Patricia: Diolch yn fawr! I just recently got hold of that Sims-Williams article--I had to get a photocopy from Harvard, as the book is so obscure (Odense University Press!) that no one in New York had it. His is a very useful article indeed, and I've used him to think about Macsen Wledig, about whom I'll be presenting a paper at Leeds next month (and about which I shall be posting on this blog before too long).
Nice work JKW. Have I read a version of that paper before?
Not that it's directly of use to you, but I can't help but think of the early 14th c. Anglo-Norman Des Grantz Geanz, where a group of exiled, frustrated murderers (all women) find that their rudderless boat has deposited them on Albion (so named from the oldest sister, Albina). They quickly survey the island and discover "nothing human there." But they do discover that the land is full of birds, beasts, and natural beauty. There's a tension--that poststructuralist olde daunce--here between the emptiness of the island and its richness. Again, not that it directly touches of your piece, but something that I don't have the time to analyze resonated.
And I think DGG was translated, in addition to English and Latin, into Welsh. You may want to check that out. So far as I know, there's little or no work on the Welsh version of it.
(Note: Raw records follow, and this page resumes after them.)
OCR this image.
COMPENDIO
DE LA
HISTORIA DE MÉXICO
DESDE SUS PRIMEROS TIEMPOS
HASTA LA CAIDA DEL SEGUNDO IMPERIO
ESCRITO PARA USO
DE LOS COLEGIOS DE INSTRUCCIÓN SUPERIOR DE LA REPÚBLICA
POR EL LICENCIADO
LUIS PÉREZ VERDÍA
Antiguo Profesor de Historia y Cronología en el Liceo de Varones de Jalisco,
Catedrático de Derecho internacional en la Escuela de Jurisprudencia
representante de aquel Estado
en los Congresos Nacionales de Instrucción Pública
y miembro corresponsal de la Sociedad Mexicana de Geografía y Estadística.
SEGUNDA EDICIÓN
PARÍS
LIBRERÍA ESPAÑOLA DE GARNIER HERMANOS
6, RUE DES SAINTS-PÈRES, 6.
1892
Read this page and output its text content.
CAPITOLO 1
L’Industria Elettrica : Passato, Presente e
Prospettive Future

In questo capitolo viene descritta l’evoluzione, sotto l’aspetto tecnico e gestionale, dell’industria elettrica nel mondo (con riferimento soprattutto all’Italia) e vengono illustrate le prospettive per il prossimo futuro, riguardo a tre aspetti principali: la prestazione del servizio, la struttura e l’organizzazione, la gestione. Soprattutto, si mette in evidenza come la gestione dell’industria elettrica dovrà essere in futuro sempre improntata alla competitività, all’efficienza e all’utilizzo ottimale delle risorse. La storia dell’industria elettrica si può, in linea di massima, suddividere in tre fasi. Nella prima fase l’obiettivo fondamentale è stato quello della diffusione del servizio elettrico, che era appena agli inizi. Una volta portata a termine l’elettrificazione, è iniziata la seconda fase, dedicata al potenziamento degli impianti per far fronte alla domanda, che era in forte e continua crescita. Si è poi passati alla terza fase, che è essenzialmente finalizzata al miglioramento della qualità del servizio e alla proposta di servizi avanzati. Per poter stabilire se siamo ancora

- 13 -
Karl: That sounds quite interesting--I'll check on the Welsh translation. And, yes, you have heard a version of this before (in its entirety) at Med Guild late last year. You might recall that we went to the Dive Bar afterwards.
His mouth unable to wrap itself around the Welsh he so desperately wants to employ, JJC instead shouts "Mis en abyme!" and second's Karl's notion that the idea of foundations ad infinitum might just be a weary, very medieval way of speculating there is no originary moment.
Great piece, JKW.
I've loved the notion of the oldest animals since I first bumbled over the lines translated in (if memory serves) one of those Seamus Heaney, Ted Hughes anthologies of poetry.
In the broadest terms, these oldest creatures evoke a sense that the world is a far more ancient place than any human adventure. And also, I suppose, to hint that the country in which the story occurs sits at the centre of that older world.